Pruitt is a climate change skeptic and has shown disdain for the very agency he will head, taking part in a multi-state lawsuit against the EPA over proposed regulations to curb the potent greenhouse gas methane from oil and gas operations. It remains to be seen what he makes of the environmental justice initiatives at the agency.

Optimism and opportunity remain and the refrain is consistent: the movement will have to thrive at the local, county and state level. "I think a lot of [environmental justice] organizations will get stronger as more people realize they can't sit on their hands," said J. Timmons Roberts, a professor of environmental studies and sociology at Brown University.

States have long been leaders on progressive environmental justice policies, Roberts said. In his home state of Rhode Island, for example, the 2014 Resilient Rhode Island Act seeks to mitigate climate change impacts while also looking for ways to boost the economy and lift up low-income residents.

California this year extended its cap and trade program, tilting the revenue spending toward urban, poor communities. Gov. Jerry Brown has made no secret that he's willing to spar with Trump when it comes to the environment.

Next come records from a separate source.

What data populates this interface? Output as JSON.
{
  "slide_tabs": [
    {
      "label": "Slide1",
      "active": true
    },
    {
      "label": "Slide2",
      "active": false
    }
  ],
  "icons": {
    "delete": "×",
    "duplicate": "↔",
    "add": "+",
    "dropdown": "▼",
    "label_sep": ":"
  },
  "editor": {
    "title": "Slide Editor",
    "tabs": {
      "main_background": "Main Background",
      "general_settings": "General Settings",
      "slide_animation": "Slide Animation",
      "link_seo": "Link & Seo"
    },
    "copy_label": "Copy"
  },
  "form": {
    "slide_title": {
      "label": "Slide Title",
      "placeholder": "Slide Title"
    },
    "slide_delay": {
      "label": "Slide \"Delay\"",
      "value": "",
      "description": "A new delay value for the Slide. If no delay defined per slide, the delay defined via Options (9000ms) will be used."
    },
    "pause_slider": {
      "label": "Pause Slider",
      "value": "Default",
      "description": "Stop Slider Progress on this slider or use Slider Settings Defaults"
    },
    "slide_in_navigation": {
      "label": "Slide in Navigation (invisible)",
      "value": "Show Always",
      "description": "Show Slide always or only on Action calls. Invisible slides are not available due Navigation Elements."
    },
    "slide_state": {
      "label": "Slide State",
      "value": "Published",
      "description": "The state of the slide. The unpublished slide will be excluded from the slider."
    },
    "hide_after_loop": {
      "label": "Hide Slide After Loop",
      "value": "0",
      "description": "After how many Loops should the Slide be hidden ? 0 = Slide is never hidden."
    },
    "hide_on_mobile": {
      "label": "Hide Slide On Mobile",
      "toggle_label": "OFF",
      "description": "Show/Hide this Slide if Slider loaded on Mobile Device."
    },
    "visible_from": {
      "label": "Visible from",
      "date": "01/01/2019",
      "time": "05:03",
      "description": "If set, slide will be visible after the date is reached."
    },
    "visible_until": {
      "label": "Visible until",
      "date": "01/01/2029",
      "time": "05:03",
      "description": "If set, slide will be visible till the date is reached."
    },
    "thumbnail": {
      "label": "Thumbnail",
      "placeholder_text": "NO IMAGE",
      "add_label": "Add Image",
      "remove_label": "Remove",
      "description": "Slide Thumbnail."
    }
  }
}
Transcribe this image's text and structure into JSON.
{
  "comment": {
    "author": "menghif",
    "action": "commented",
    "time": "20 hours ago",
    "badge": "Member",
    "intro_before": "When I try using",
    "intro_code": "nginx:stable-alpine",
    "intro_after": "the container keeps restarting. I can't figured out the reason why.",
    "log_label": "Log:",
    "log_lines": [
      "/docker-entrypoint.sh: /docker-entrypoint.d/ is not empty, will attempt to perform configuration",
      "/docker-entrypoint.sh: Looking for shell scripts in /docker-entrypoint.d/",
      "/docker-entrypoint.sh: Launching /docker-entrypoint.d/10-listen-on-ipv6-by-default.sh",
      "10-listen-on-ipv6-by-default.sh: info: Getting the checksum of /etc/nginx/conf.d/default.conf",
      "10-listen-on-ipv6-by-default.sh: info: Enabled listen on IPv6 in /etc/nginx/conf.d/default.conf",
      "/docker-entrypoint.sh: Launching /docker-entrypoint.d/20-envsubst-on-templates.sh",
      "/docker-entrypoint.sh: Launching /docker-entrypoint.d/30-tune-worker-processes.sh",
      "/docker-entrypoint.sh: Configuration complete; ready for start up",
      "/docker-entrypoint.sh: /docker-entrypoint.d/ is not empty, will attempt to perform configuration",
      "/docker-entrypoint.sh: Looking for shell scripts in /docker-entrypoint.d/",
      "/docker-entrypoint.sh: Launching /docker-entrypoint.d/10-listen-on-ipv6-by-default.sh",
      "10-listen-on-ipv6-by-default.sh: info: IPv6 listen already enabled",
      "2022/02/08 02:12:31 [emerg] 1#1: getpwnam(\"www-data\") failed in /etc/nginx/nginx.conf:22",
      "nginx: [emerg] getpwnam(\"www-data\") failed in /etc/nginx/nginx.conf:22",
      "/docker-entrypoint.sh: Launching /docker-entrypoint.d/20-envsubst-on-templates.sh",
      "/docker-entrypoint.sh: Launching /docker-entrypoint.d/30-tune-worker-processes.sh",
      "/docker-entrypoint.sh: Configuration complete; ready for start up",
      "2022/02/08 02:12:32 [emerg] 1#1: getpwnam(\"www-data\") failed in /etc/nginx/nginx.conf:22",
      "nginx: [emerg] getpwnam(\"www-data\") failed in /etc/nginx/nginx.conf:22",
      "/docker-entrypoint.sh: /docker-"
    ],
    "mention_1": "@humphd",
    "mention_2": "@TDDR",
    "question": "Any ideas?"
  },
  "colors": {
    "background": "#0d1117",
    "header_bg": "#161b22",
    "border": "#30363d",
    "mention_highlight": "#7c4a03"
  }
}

"We have a lot of firepower! We've got the scientists. We've got the universities. We have the national labs. We have a lot of political clout and sophistication for the battle. And we will persevere!" Gov. Brown said in a fiery speech at the annual meeting of the American Geophysical Union last month.

Such progressiveness in spite of federal action or inaction could be vital during the Trump tenure, Pellow said.

"We need to stop imagining the EPA or federal government will be the source of solutions for environmental justice," Pellow said.

Part of the local approach means moving beyond simple opposition--protesting a polluting power plant, for example--and building local resiliency, such as energy cooperatives, land trusts, urban gardens, Pellow added.

"We need to be building something positive, not just opposing something bad."